Centre for Advanced Studies, Dr. A.P.J. Abdul Kalam Technical University, New Campus, Lucknow, 226031, India.
Amity Institute for Environmental Toxicology, Safety and Management, Amity University, Noida, India.
Med Biol Eng Comput. 2020 Aug;58(8):1751-1765. doi: 10.1007/s11517-020-02198-6. Epub 2020 Jun 1.
The brain of a human and other organisms is affected by the electromagnetic field (EMF) radiations, emanating from the cell phones and mobile towers. Prolonged exposure to EMF radiations may cause neurological changes in the brain, which in turn may bring chemical as well as morphological changes in the brain. Conventionally, the identification of EMF radiation effect on the brain is performed using cellular-level analysis. In the present work, an automatic image processing-based approach is used where geometric features extracted from the segmented brain region has been analyzed for identifying the effect of EMF radiation on the morphology of a brain, using drosophila as a specimen. Genetic algorithm-based evolutionary feature selection algorithm has been used to select an optimal set of geometrical features, which, when fed to the machine learning classifiers, result in their optimal performance. The best classification accuracy has been obtained with the neural network with an optimally selected subset of geometrical features. A statistical test has also been performed to prove that the increase in the performance of classifier post-feature selection is statistically significant. This machine learning-based study indicates that there exists discrimination between the microscopic brain images of the EMF-exposed drosophila and non-exposed drosophila. Graphical abstract Proposed Methodology for identification of radiofrequency electromagnetic radiation (RF-EMR) effect on the morphology of brain of Drosophila.

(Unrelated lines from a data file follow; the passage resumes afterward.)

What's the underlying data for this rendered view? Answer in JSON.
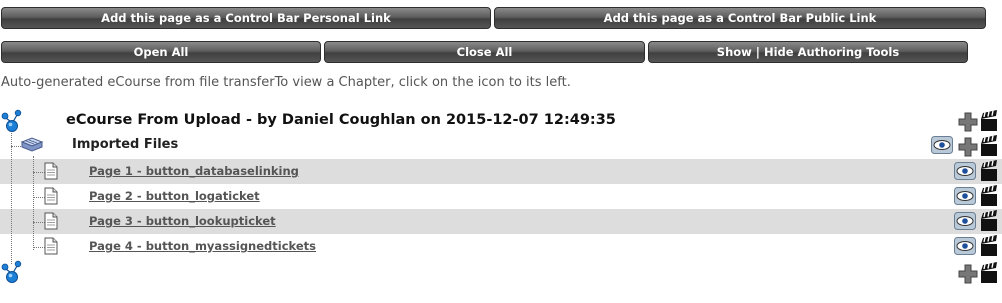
{
  "toolbar": {
    "personal_link_label": "Add this page as a Control Bar Personal Link",
    "public_link_label": "Add this page as a Control Bar Public Link",
    "open_all_label": "Open All",
    "close_all_label": "Close All",
    "authoring_tools_label": "Show | Hide Authoring Tools"
  },
  "intro_text": "Auto-generated eCourse from file transferTo view a Chapter, click on the icon to its left.",
  "course": {
    "title": "eCourse From Upload - by Daniel Coughlan on 2015-12-07 12:49:35",
    "folder": "Imported Files",
    "pages": [
      {
        "label": "Page 1 - button_databaselinking"
      },
      {
        "label": "Page 2 - button_logaticket"
      },
      {
        "label": "Page 3 - button_lookupticket"
      },
      {
        "label": "Page 4 - button_myassignedtickets"
      }
    ]
  },
  "icons": {
    "tree_root": "tree-root-icon",
    "folder": "chapter-book-icon",
    "page": "page-document-icon",
    "view": "eye-icon",
    "add": "plus-icon",
    "edit": "clapperboard-icon"
  },
  "colors": {
    "button_bg": "#5e5e5e",
    "row_shade": "#dddddd",
    "link": "#555555",
    "tree_blue": "#1d7fd6"
  }
}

人脑和其他生物体的大脑会受到来自手机和移动基站的电磁场 (EMF) 辐射的影响。长时间暴露在 EMF 辐射下可能会导致大脑的神经变化,进而导致大脑中的化学和形态变化。传统上,使用细胞水平分析来确定 EMF 辐射对大脑的影响。在本工作中,使用了一种基于自动图像处理的方法,其中从分割的大脑区域提取的几何特征已被分析,以使用果蝇作为样本识别 EMF 辐射对大脑形态的影响。基于遗传算法的进化特征选择算法用于选择一组最佳的几何特征,当将这些特征输入到机器学习分类器中时,会得到它们的最佳性能。使用神经网络和最佳选择的几何特征子集获得了最佳的分类准确性。还进行了统计检验以证明特征选择后分类器性能的提高在统计学上是显著的。这项基于机器学习的研究表明,暴露于射频电磁辐射 (RF-EMR) 的果蝇和未暴露于 RF-EMR 的果蝇的微观大脑图像之间存在差异。